The U.S. Offshore Wind Standards initiative aims to develop a comprehensive set of consensus-based roadmaps under the American National Standards Institute (ANSI) and the American Clean Power Association (ACP; formally known as AWEA) rules which navigates the existing offshore wind standards and guidelines. This is to facilitate safe designs and orderly deployment of offshore wind in the United States by accounting for unique U.S. geophysics, administrative and environmental constraints and providing the U.S. Department of Interior (DOI) with recommendations for industry best practice procedures.
From 2009 to 2012, the U.S. offshore wind industry, led by a collaboration among the Minerals Management Service, the National Renewable Energy Laboratory, the U.S. Department of Energy, and the American Wind Energy Association, established a consensus-based working group which developed a roadmap from existing standards which provided the U.S. offshore wind industry’s first set of “best practices”, titled AWEA Offshore Compliance Recommended Practice (OCRP) 2012[1]. For many years this document became the primary guidance document which was used by the U.S. Offshore wind industry to facilitate initial project development.
Since its publication, the industry has gained over a decade of experience and AWEA OCRP 2012 no longer adequately addresses the regulatory requirements for BOEM and BSEE, which the regulators responsible for the safe deployment of offshore wind turbines in the United States, and lack critical information needed by the U.S. wind development community.

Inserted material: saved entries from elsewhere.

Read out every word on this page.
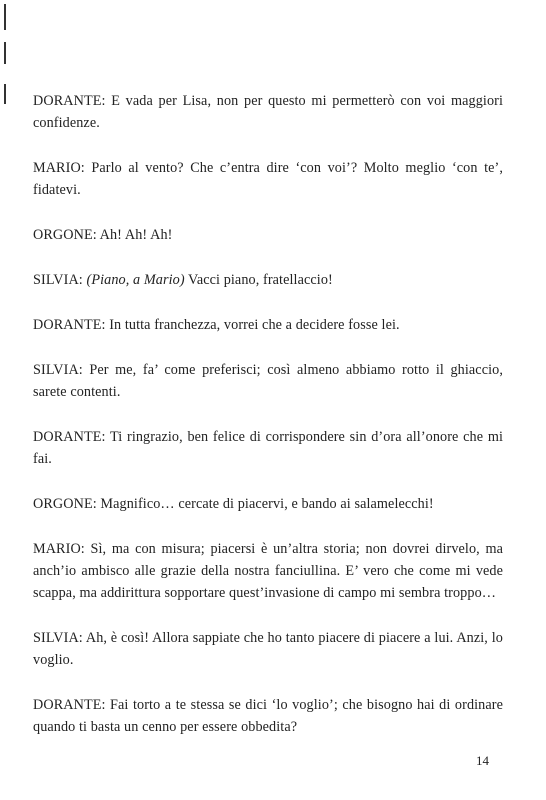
DORANTE: E vada per Lisa, non per questo mi permetterò con voi maggiori confidenze.

MARIO: Parlo al vento? Che c’entra dire ‘con voi’? Molto meglio ‘con te’, fidatevi.

ORGONE: Ah! Ah! Ah!

SILVIA: (Piano, a Mario) Vacci piano, fratellaccio!

DORANTE: In tutta franchezza, vorrei che a decidere fosse lei.

SILVIA: Per me, fa’ come preferisci; così almeno abbiamo rotto il ghiaccio, sarete contenti.

DORANTE: Ti ringrazio, ben felice di corrispondere sin d’ora all’onore che mi fai.

ORGONE: Magnifico… cercate di piacervi, e bando ai salamelecchi!

MARIO: Sì, ma con misura; piacersi è un’altra storia; non dovrei dirvelo, ma anch’io ambisco alle grazie della nostra fanciullina. E’ vero che come mi vede scappa, ma addirittura sopportare quest’invasione di campo mi sembra troppo…

SILVIA: Ah, è così! Allora sappiate che ho tanto piacere di piacere a lui. Anzi, lo voglio.

DORANTE: Fai torto a te stessa se dici ‘lo voglio’; che bisogno hai di ordinare quando ti basta un cenno per essere obbedita?

14
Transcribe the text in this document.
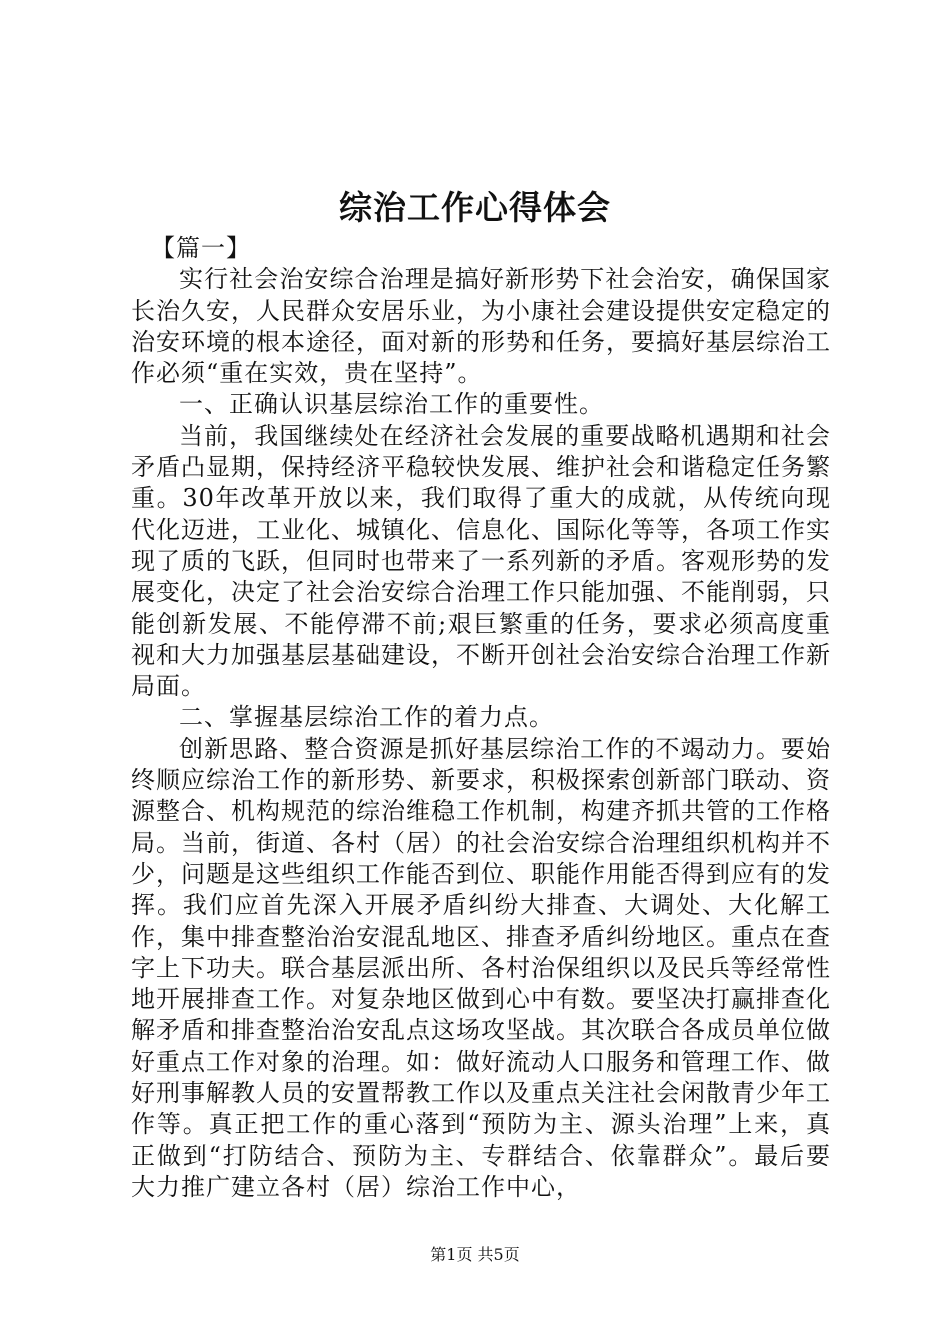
综治工作心得体会

【篇一】

实行社会治安综合治理是搞好新形势下社会治安，确保国家长治久安，人民群众安居乐业，为小康社会建设提供安定稳定的治安环境的根本途径，面对新的形势和任务，要搞好基层综治工作必须“重在实效，贵在坚持”。

一、正确认识基层综治工作的重要性。

当前，我国继续处在经济社会发展的重要战略机遇期和社会矛盾凸显期，保持经济平稳较快发展、维护社会和谐稳定任务繁重。30年改革开放以来，我们取得了重大的成就，从传统向现代化迈进，工业化、城镇化、信息化、国际化等等，各项工作实现了质的飞跃，但同时也带来了一系列新的矛盾。客观形势的发展变化，决定了社会治安综合治理工作只能加强、不能削弱，只能创新发展、不能停滞不前;艰巨繁重的任务，要求必须高度重视和大力加强基层基础建设，不断开创社会治安综合治理工作新局面。

二、掌握基层综治工作的着力点。

创新思路、整合资源是抓好基层综治工作的不竭动力。要始终顺应综治工作的新形势、新要求，积极探索创新部门联动、资源整合、机构规范的综治维稳工作机制，构建齐抓共管的工作格局。当前，街道、各村（居）的社会治安综合治理组织机构并不少，问题是这些组织工作能否到位、职能作用能否得到应有的发挥。我们应首先深入开展矛盾纠纷大排查、大调处、大化解工作，集中排查整治治安混乱地区、排查矛盾纠纷地区。重点在查字上下功夫。联合基层派出所、各村治保组织以及民兵等经常性地开展排查工作。对复杂地区做到心中有数。要坚决打赢排查化解矛盾和排查整治治安乱点这场攻坚战。其次联合各成员单位做好重点工作对象的治理。如：做好流动人口服务和管理工作、做好刑事解教人员的安置帮教工作以及重点关注社会闲散青少年工作等。真正把工作的重心落到“预防为主、源头治理”上来，真正做到“打防结合、预防为主、专群结合、依靠群众”。最后要大力推广建立各村（居）综治工作中心，

第1页 共5页
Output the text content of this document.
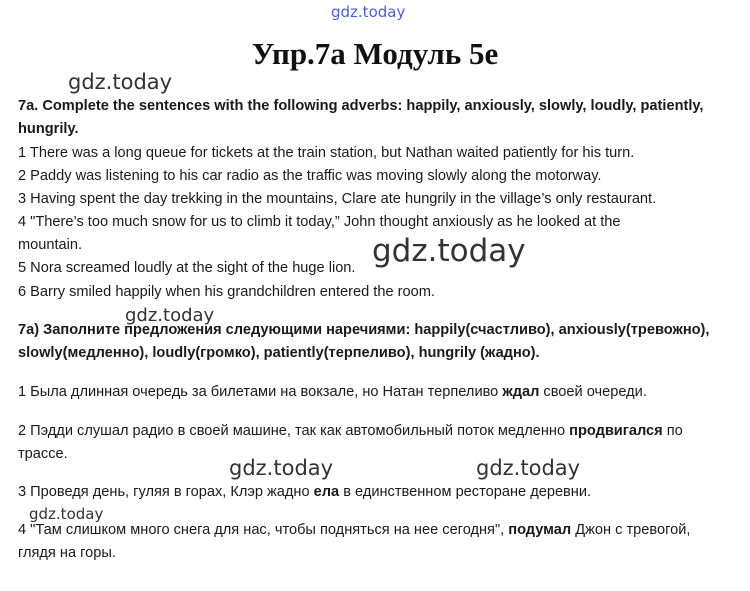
gdz.today
gdz.today
gdz.today
gdz.today
gdz.today	gdz.today
gdz.today
Упр.7а Модуль 5е
7a. Complete the sentences with the following adverbs: happily, anxiously, slowly, loudly, patiently,
hungrily.
1 There was a long queue for tickets at the train station, but Nathan waited patiently for his turn.
2 Paddy was listening to his car radio as the traffic was moving slowly along the motorway.
3 Having spent the day trekking in the mountains, Clare ate hungrily in the village’s only restaurant.
4 "There’s too much snow for us to climb it today,” John thought anxiously as he looked at the
mountain.
5 Nora screamed loudly at the sight of the huge lion.
6 Barry smiled happily when his grandchildren entered the room.
7a) Заполните предложения следующими наречиями: happily(счастливо), anxiously(тревожно),
slowly(медленно), loudly(громко), patiently(терпеливо), hungrily (жадно).
1 Была длинная очередь за билетами на вокзале, но Натан терпеливо ждал своей очереди.
2 Пэдди слушал радио в своей машине, так как автомобильный поток медленно продвигался по
трассе.
3 Проведя день, гуляя в горах, Клэр жадно ела в единственном ресторане деревни.
4 "Там слишком много снега для нас, чтобы подняться на нее сегодня", подумал Джон с тревогой,
глядя на горы.
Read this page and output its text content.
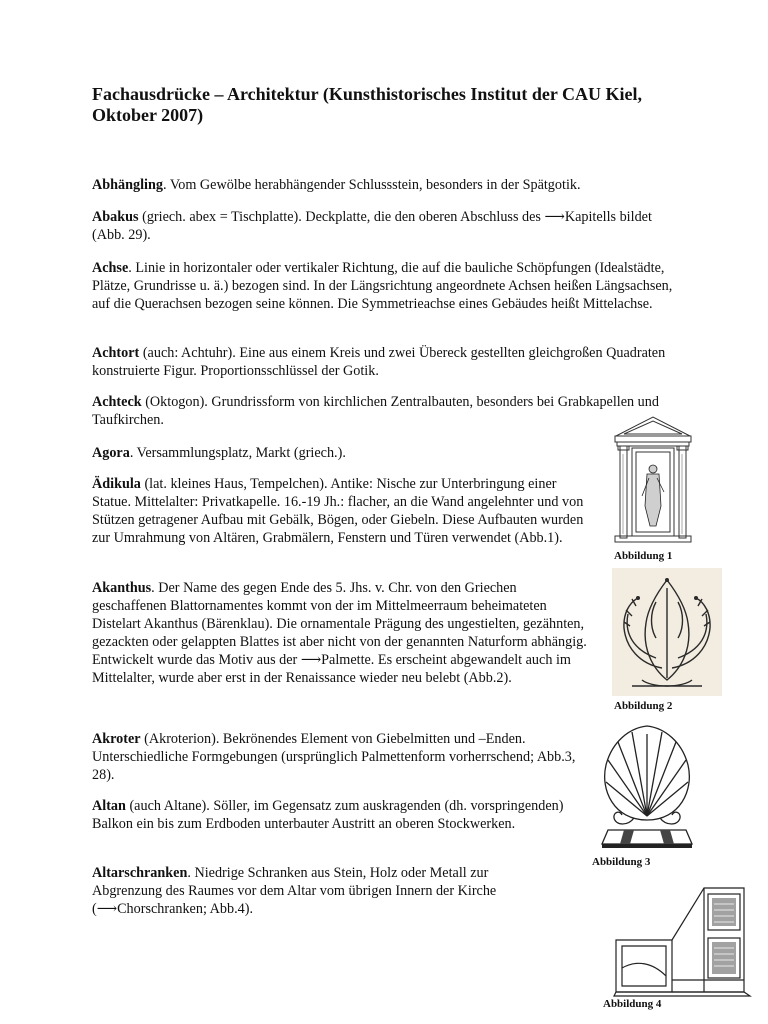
Fachausdrücke – Architektur (Kunsthistorisches Institut der CAU Kiel, Oktober 2007)

Abhängling. Vom Gewölbe herabhängender Schlussstein, besonders in der Spätgotik.

Abakus (griech. abex = Tischplatte). Deckplatte, die den oberen Abschluss des ⟶Kapitells bildet (Abb. 29).

Achse. Linie in horizontaler oder vertikaler Richtung, die auf die bauliche Schöpfungen (Idealstädte, Plätze, Grundrisse u. ä.) bezogen sind. In der Längsrichtung angeordnete Achsen heißen Längsachsen, auf die Querachsen bezogen seine können. Die Symmetrieachse eines Gebäudes heißt Mittelachse.

Achtort (auch: Achtuhr). Eine aus einem Kreis und zwei Übereck gestellten gleichgroßen Quadraten konstruierte Figur. Proportionsschlüssel der Gotik.

Achteck (Oktogon). Grundrissform von kirchlichen Zentralbauten, besonders bei Grabkapellen und Taufkirchen.

Agora. Versammlungsplatz, Markt (griech.).

Ädikula (lat. kleines Haus, Tempelchen). Antike: Nische zur Unterbringung einer Statue. Mittelalter: Privatkapelle. 16.-19 Jh.: flacher, an die Wand angelehnter und von Stützen getragener Aufbau mit Gebälk, Bögen, oder Giebeln. Diese Aufbauten wurden zur Umrahmung von Altären, Grabmälern, Fenstern und Türen verwendet (Abb.1).

Akanthus. Der Name des gegen Ende des 5. Jhs. v. Chr. von den Griechen geschaffenen Blattornamentes kommt von der im Mittelmeerraum beheimateten Distelart Akanthus (Bärenklau). Die ornamentale Prägung des ungestielten, gezähnten, gezackten oder gelappten Blattes ist aber nicht von der genannten Naturform abhängig. Entwickelt wurde das Motiv aus der ⟶Palmette. Es erscheint abgewandelt auch im Mittelalter, wurde aber erst in der Renaissance wieder neu belebt (Abb.2).

Akroter (Akroterion). Bekrönendes Element von Giebelmitten und –Enden. Unterschiedliche Formgebungen (ursprünglich Palmettenform vorherrschend; Abb.3, 28).

Altan (auch Altane). Söller, im Gegensatz zum auskragenden (dh. vorspringenden) Balkon ein bis zum Erdboden unterbauter Austritt an oberen Stockwerken.

Altarschranken. Niedrige Schranken aus Stein, Holz oder Metall zur Abgrenzung des Raumes vor dem Altar vom übrigen Innern der Kirche (⟶Chorschranken; Abb.4).

Abbildung 1
Abbildung 2
Abbildung 3
Abbildung 4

In September 2017, the AWEA Wind Technical Standards Committee (later renamed the ACP Wind Technical Standards Committee) voted to approve the formation of the AWEA Offshore Wind Subcommittee to oversee the development of a new standards initiative to update AWEA OCRP-2012. This subcommittee, formed under the leadership of Walt Musial, Principal Engineer at NREL, decided to form five working groups to address the AWEA OCRP 2012 deficiencies.